Sie verweisen auf Drogenabhängige, die die Fläche genutzt haben. Tatsächlich liegen an einer nur schlecht zugänglichen Stelle Spritzen, wie sie sich z. B. auch im Kortum-, West- oder Stadtpark finden lassen. Doch durch die Abriegelung findet ja nicht weniger Drogenkonsum statt, sondern dieser wird lediglich an andere Stellen verlagert (und es bleibt zu hoffen, dass es sich dabei nicht um Hauseingänge oder Kinderspielplätze handelt). Wem das Los der Drogenabhängigen am Herzen liegt, der hätte die aufgewendete Summe besser der Drogenberatung zukommen lassen.
Das Betreten eines solchen Brachgeländes erfolgt eh auf eigene Gefahr. Insofern halte ich die Aussage „bei der Stadt liegt die Sicherungspflicht“ als Begründung für den Zaun für falsch, lasse mich aber gern eines Besseren belehren. Bitte nennen Sie mir in diesem Fall das entsprechende Regelwerk, das eine solche massive Baumaßnahme zwingend erforderlich macht.
Ihre Behauptung „Das Gelände wurde von Spaziergängern nicht genutzt“ ist falsch. Nicht nur ich bin regelmäßig alleine oder in Gesellschaft über das Gelände spaziert. Seit ich meinen Unmut über die Einzäunung öffentlich bekundet habe, haben sich bereits mehrere Bürger an mich gewandt, die ebenfalls den Erholungswert des Geländes für sich entdeckt hatten.
Das Gelände ist durch den niedrigen Bewuchs auf seiner Längsachse gut zu begehen. Es wachsen dort sehr schön u. a. Sommerflieder, schmalblättriges Weidenröschen, Jakobs-Greiskraut, kanadische Goldrute, Ackergauchheil, Nachtkerze, Königskerze, Johanniskraut, Neben typischen Pionierpflanzen für Ruderalflächen gibt es z. B. auch die blauflügelige Ödlandschrecke zu entdecken. Dies alles stellt in unmittelbarer Nähe zur Innenstadt einen immensen Freizeitwert dar, der grundlos zunichte gemacht wurde.

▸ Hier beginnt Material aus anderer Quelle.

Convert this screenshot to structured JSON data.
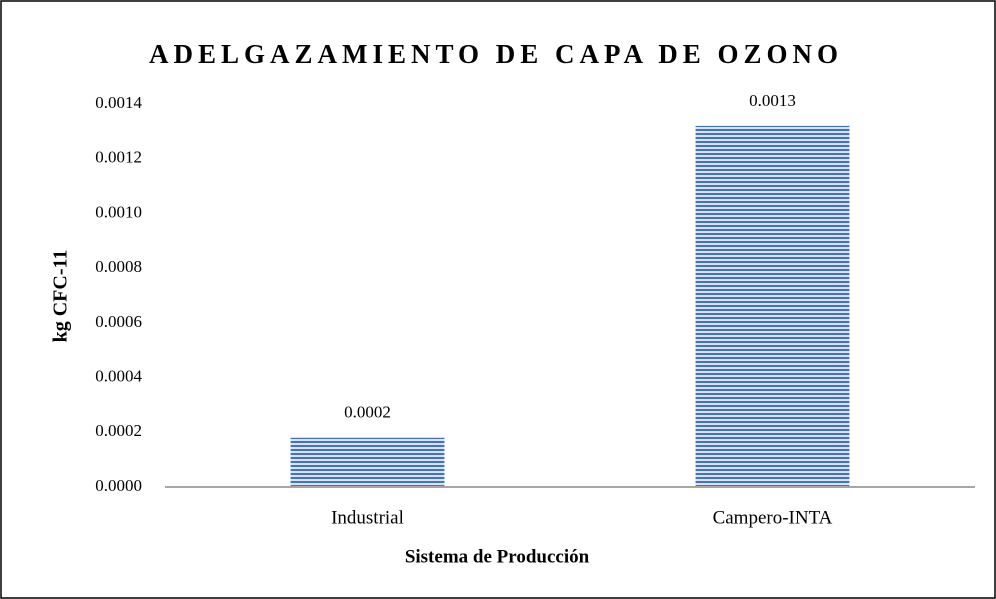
{
  "chart_data": {
    "type": "bar",
    "title": "ADELGAZAMIENTO DE CAPA DE OZONO",
    "x_label": "Sistema de Producción",
    "y_label": "kg CFC-11",
    "categories": [
      "Industrial",
      "Campero-INTA"
    ],
    "values": [
      0.00018,
      0.00132
    ],
    "value_labels": [
      "0.0002",
      "0.0013"
    ],
    "color": "#4472c4",
    "ylim": [
      0,
      0.0014
    ],
    "yticks": [
      {
        "value": 0,
        "label": "0.0000"
      },
      {
        "value": 0.0002,
        "label": "0.0002"
      },
      {
        "value": 0.0004,
        "label": "0.0004"
      },
      {
        "value": 0.0006,
        "label": "0.0006"
      },
      {
        "value": 0.0008,
        "label": "0.0008"
      },
      {
        "value": 0.001,
        "label": "0.0010"
      },
      {
        "value": 0.0012,
        "label": "0.0012"
      },
      {
        "value": 0.0014,
        "label": "0.0014"
      }
    ],
    "grid": false
  }
}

Als Bochumer Bürger und botanisch interessierter Mensch habe ich den Ort gern für meine Erholung genutzt. Doch auch als Wissenschaftler habe ich mich – u. a. in Zusammenhang mit Lehraufträgen an der Bauhausuniversität Weimar sowie am architektonischen Institut der TU Berlin – mit innerstädtischen Brachflächen beschäftigt. So haben im Fachbereich Bildende Kunst, in dem ich tätig war, Architekturstudenten der TU Berlin 2009 in einem Seminar zum Thema „Brache“ den Freizeitwert derartiger Flächen erforscht und sind zu dem Ergebnis gekommen, das dieser tatsächlich sehr hoch ist.

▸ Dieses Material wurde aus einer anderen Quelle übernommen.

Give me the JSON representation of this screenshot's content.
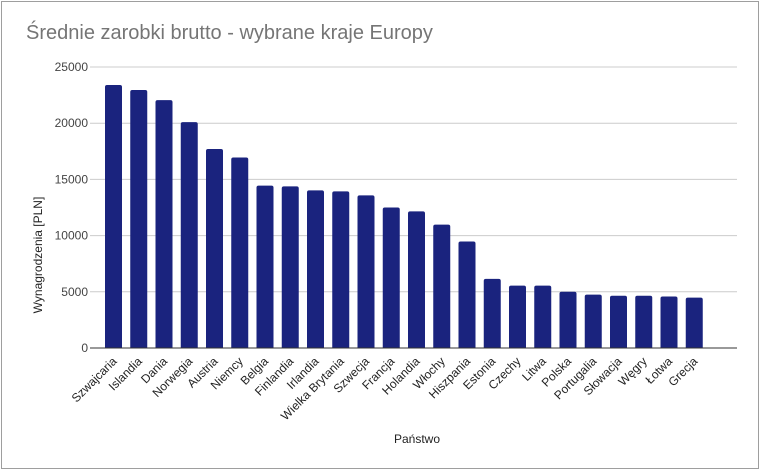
{
  "chart_data": {
    "type": "bar",
    "title": "Średnie zarobki brutto - wybrane kraje Europy",
    "xlabel": "Państwo",
    "ylabel": "Wynagrodzenia [PLN]",
    "ylim": [
      0,
      25000
    ],
    "yticks": [
      0,
      5000,
      10000,
      15000,
      20000,
      25000
    ],
    "grid": true,
    "legend": "none",
    "bar_color": "#1a237e",
    "categories": [
      "Szwajcaria",
      "Islandia",
      "Dania",
      "Norwegia",
      "Austria",
      "Niemcy",
      "Belgia",
      "Finlandia",
      "Irlandia",
      "Wielka Brytania",
      "Szwecja",
      "Francja",
      "Holandia",
      "Włochy",
      "Hiszpania",
      "Estonia",
      "Czechy",
      "Litwa",
      "Polska",
      "Portugalia",
      "Słowacja",
      "Węgry",
      "Łotwa",
      "Grecja"
    ],
    "values": [
      23400,
      22950,
      22050,
      20100,
      17700,
      16950,
      14450,
      14380,
      14020,
      13930,
      13580,
      12500,
      12150,
      10980,
      9480,
      6150,
      5550,
      5550,
      5000,
      4750,
      4650,
      4650,
      4580,
      4480
    ]
  }
}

Bitte geben Sie mir Auskunft über die genauen Kosten von Zaun und Montage und wer für die Entscheidung verantwortlich ist. Außerdem fordere ich, das Tor in Zukunft geöffnet zu lassen. Gern stehe ich für eine Führung zur Verfügung, um die Schönheit des Geländes vor Augen zu führen. Grade jetzt sind die Brombeeren reif!
Mit freundlichen Grüßen, Matthias Schamp
Großartig. Subtil, verschmitzt und unverschämt treffend.
Das ist doch nur der ganz alltägliche Bochumer „Wahnsinn“.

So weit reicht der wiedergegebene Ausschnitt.